James Badge Dale ...
Tyrone 'Rone' Woods
Pablo Schreiber ...
Kris 'Tanto' Paronto
David Denman ...
Dave 'Boon' Benton
Dominic Fumusa ...
John 'Tig' Tiegen
Max Martini ...
Mark 'Oz' Geist
Alexia Barlier ...
David Costabile ...
Peyman Moaadi ...
Matt Letscher ...
Ambassador Chris Stevens
13 Hours opens with a brief summary of the
events that turned Libya from a nation under the rule of despot Muammar
Gaddafi into a nation in charge of its own destiny. Unfortunately, this
transition was far from clean, leaving the country in upheaval. We are introduced to Jack Silva (John Krasinski)

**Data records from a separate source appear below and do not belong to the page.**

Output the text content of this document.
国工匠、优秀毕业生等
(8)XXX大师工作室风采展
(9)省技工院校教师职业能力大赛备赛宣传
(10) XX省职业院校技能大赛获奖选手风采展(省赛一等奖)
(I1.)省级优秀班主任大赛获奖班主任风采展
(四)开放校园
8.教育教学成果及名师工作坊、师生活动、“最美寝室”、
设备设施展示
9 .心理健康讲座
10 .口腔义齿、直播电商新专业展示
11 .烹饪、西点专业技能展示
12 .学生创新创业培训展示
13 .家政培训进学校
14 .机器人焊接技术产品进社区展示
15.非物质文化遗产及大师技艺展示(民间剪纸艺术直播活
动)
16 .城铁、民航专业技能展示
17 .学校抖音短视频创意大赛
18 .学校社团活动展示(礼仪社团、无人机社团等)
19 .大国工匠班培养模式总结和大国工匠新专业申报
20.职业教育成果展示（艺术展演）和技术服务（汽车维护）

arriving in Benghazi. He’s a former military man, now independent
contractor on a short term contract to help provide security for a
covert CIA location and a nearby American diplomatic post. Silva is one
of six men at the post. The rest of the team consists of Tyrone 'Rone'
Woods (James Badge Dale), Kris 'Tanto' Paronto (Pablo Schreiber), Dave
'Boon' Benton (David Denman) John 'Tig' Tiegen (Dominic Fumusa), and
Mark 'Oz' Geist (Max Martini). Each one is a former Navy SEAL or Army
Spec. Ops. soldier. They're the best in the world at what they do.
These also are the men who co-wrote the book on which 13 Hours is
based. As such, each one of them is presented as both a perfect soldier
and a loving family man. Maybe it’s true that these six men knew
exactly what to do at every moment when nobody else could do anything
right. But as a movie that’s supposed to be based on a real event, they
seem a bit too perfect. Nobody is flawed, nobody makes a mistake at any point.

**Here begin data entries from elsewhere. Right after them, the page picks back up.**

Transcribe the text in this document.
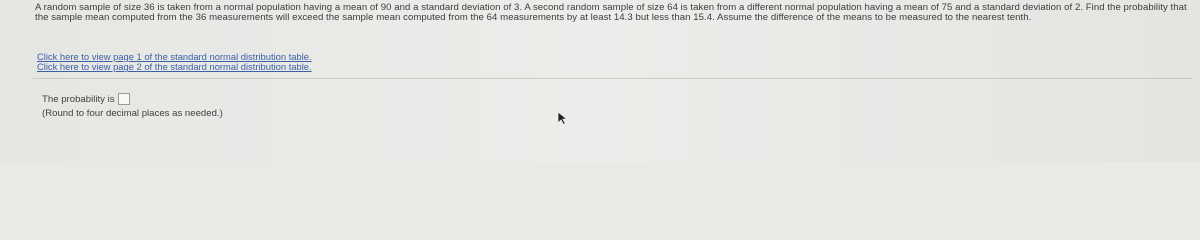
A random sample of size 36 is taken from a normal population having a mean of 90 and a standard deviation of 3. A second random sample of size 64 is taken from a different normal population having a mean of 75 and a standard deviation of 2. Find the probability that the sample mean computed from the 36 measurements will exceed the sample mean computed from the 64 measurements by at least 14.3 but less than 15.4. Assume the difference of the means to be measured to the nearest tenth.

Click here to view page 1 of the standard normal distribution table.
Click here to view page 2 of the standard normal distribution table.
The probability is
(Round to four decimal places as needed.)
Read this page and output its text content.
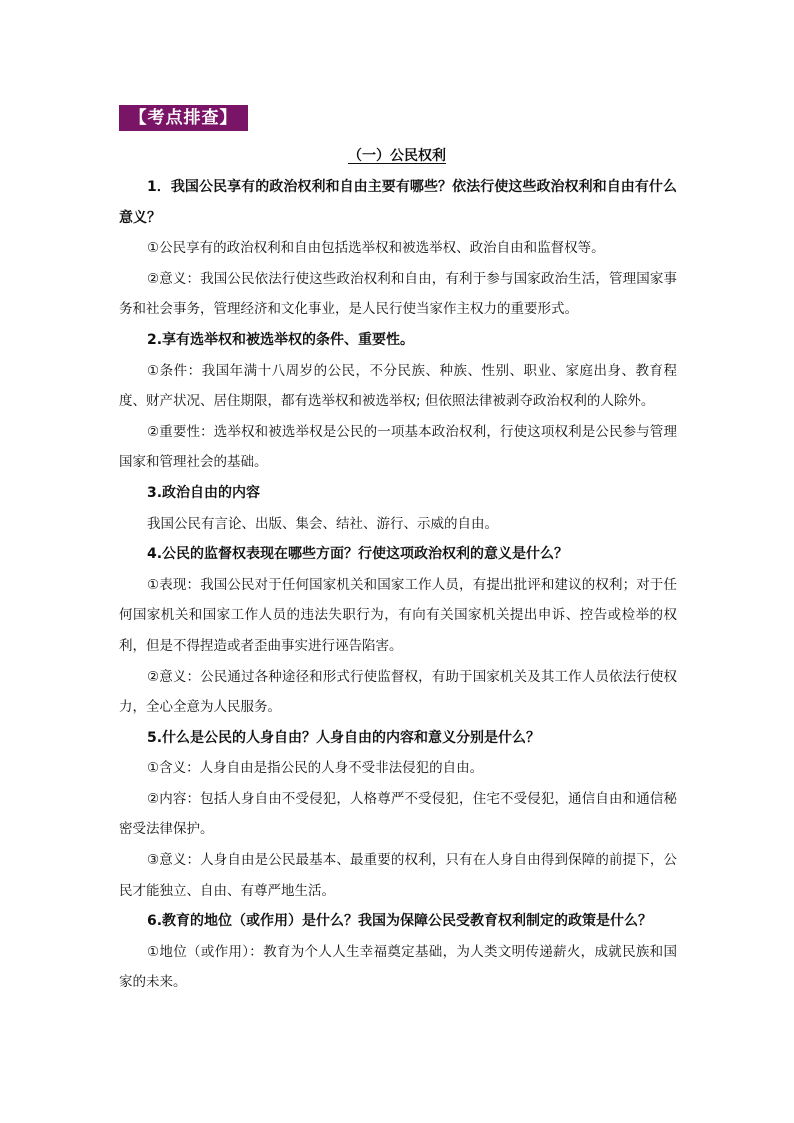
【考点排查】
（一）公民权利

1．我国公民享有的政治权利和自由主要有哪些？依法行使这些政治权利和自由有什么意义？

①公民享有的政治权利和自由包括选举权和被选举权、政治自由和监督权等。

②意义：我国公民依法行使这些政治权利和自由，有利于参与国家政治生活，管理国家事务和社会事务，管理经济和文化事业，是人民行使当家作主权力的重要形式。

2.享有选举权和被选举权的条件、重要性。

①条件：我国年满十八周岁的公民，不分民族、种族、性别、职业、家庭出身、教育程度、财产状况、居住期限，都有选举权和被选举权; 但依照法律被剥夺政治权利的人除外。

②重要性：选举权和被选举权是公民的一项基本政治权利，行使这项权利是公民参与管理国家和管理社会的基础。

3.政治自由的内容

我国公民有言论、出版、集会、结社、游行、示威的自由。

4.公民的监督权表现在哪些方面？行使这项政治权利的意义是什么？

①表现：我国公民对于任何国家机关和国家工作人员，有提出批评和建议的权利；对于任何国家机关和国家工作人员的违法失职行为，有向有关国家机关提出申诉、控告或检举的权利，但是不得捏造或者歪曲事实进行诬告陷害。

②意义：公民通过各种途径和形式行使监督权，有助于国家机关及其工作人员依法行使权力，全心全意为人民服务。

5.什么是公民的人身自由？人身自由的内容和意义分别是什么？

①含义：人身自由是指公民的人身不受非法侵犯的自由。

②内容：包括人身自由不受侵犯，人格尊严不受侵犯，住宅不受侵犯，通信自由和通信秘密受法律保护。

③意义：人身自由是公民最基本、最重要的权利，只有在人身自由得到保障的前提下，公民才能独立、自由、有尊严地生活。

6.教育的地位（或作用）是什么？我国为保障公民受教育权利制定的政策是什么？

①地位（或作用）：教育为个人人生幸福奠定基础，为人类文明传递薪火，成就民族和国家的未来。
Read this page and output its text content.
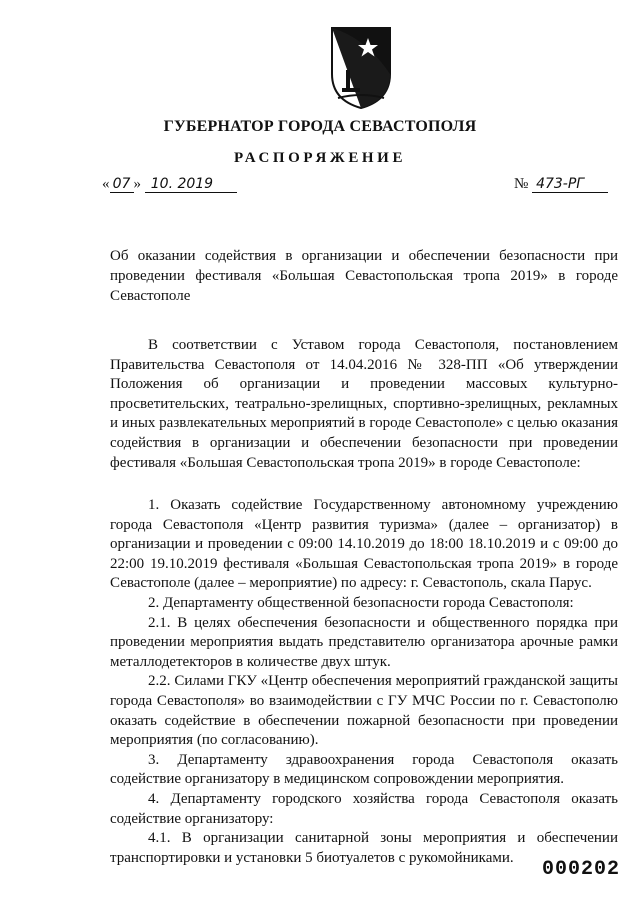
ГУБЕРНАТОР ГОРОДА СЕВАСТОПОЛЯ
РАСПОРЯЖЕНИЕ
« 07 » 10. 2019	№ 473-РГ
Об оказании содействия в организации и обеспечении безопасности при проведении фестиваля «Большая Севастопольская тропа 2019» в городе Севастополе

В соответствии с Уставом города Севастополя, постановлением Правительства Севастополя от 14.04.2016 № 328-ПП «Об утверждении Положения об организации и проведении массовых культурно-просветительских, театрально-зрелищных, спортивно-зрелищных, рекламных и иных развлекательных мероприятий в городе Севастополе» с целью оказания содействия в организации и обеспечении безопасности при проведении фестиваля «Большая Севастопольская тропа 2019» в городе Севастополе:

1. Оказать содействие Государственному автономному учреждению города Севастополя «Центр развития туризма» (далее – организатор) в организации и проведении с 09:00 14.10.2019 до 18:00 18.10.2019 и с 09:00 до 22:00 19.10.2019 фестиваля «Большая Севастопольская тропа 2019» в городе Севастополе (далее – мероприятие) по адресу: г. Севастополь, скала Парус.

2. Департаменту общественной безопасности города Севастополя:

2.1. В целях обеспечения безопасности и общественного порядка при проведении мероприятия выдать представителю организатора арочные рамки металлодетекторов в количестве двух штук.

2.2. Силами ГКУ «Центр обеспечения мероприятий гражданской защиты города Севастополя» во взаимодействии с ГУ МЧС России по г. Севастополю оказать содействие в обеспечении пожарной безопасности при проведении мероприятия (по согласованию).

3. Департаменту здравоохранения города Севастополя оказать содействие организатору в медицинском сопровождении мероприятия.

4. Департаменту городского хозяйства города Севастополя оказать содействие организатору:

4.1. В организации санитарной зоны мероприятия и обеспечении транспортировки и установки 5 биотуалетов с рукомойниками.

000202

At the same time, each actor is able to bring some degree of humanity
to their character so you do end up caring
about them. But it's John Krasinski who's the absolute standout in an excellent cast.

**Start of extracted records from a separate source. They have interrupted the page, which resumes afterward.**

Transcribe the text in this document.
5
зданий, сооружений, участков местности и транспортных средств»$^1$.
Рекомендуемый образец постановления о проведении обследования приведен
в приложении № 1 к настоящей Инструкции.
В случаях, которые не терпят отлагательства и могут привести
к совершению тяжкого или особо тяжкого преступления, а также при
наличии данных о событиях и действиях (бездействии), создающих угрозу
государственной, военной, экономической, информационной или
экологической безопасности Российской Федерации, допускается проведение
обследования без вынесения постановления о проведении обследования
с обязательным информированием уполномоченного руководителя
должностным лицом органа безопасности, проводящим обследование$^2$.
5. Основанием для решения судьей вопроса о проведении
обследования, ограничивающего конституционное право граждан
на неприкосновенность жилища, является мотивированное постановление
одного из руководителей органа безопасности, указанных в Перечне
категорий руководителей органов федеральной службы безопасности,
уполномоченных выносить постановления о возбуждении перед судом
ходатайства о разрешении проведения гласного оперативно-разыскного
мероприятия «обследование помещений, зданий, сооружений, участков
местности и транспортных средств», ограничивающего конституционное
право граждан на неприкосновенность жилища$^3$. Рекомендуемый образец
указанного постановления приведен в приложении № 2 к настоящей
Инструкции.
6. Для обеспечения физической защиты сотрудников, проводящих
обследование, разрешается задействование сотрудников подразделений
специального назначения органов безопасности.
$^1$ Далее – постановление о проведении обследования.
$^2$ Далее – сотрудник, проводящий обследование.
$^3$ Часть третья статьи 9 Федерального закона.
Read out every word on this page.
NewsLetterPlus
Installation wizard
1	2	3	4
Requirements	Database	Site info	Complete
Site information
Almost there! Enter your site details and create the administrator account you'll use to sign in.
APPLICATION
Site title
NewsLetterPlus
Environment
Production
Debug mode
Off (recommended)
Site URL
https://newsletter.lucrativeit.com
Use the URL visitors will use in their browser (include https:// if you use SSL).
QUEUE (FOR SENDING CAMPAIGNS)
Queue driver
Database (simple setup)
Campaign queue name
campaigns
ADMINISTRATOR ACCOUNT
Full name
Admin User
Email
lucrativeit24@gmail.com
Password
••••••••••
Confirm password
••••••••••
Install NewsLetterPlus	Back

The plot advances once U.S. Ambassador to Libya Chris Stevens arrives
and insists on staying at a less-secure diplomatic post (as opposed to
the safer CIA location). Stevens is a “true believer” who is trying to
do everything he can to help the nation of Libya get on its feet. The
worst fears of our band of soldiers come true, however, when an assault
begins on the compound and the ambassador finds himself in danger.
Politics also plays a role in the story, although, to
be fair, the movie does its best to keep things as even as possible.
Nobody mentions Hillary Clinton or Barack Obama by name at any point.
Instead, the villain here is bureaucracy, as personified by a CIA
station chief who is such a caricature they don’t even bother to give
him a last name. He’s the one who orders the team to stand down when
they want to go in because it goes against protocol. The team agrees
until a call comes over the radio telling them that if they don’t come
now, everybody will die. The CIA chief (David Constable) still orders
the team to stand down. If you followed the news at the time, you know
they decide to disobey the order.
What follows, from that moment, is the 13 Hours of the title, as the team attempts to rescue those at the
embassy, and then keep themselves alive until help arrives to get them
out. Director Michael Bay ("Transformers") ably handles the intense action and it's beautifully shot as well. This is a perfectly serviceable action movie that’s well worth seeing, if a war themed action film is what you're looking for.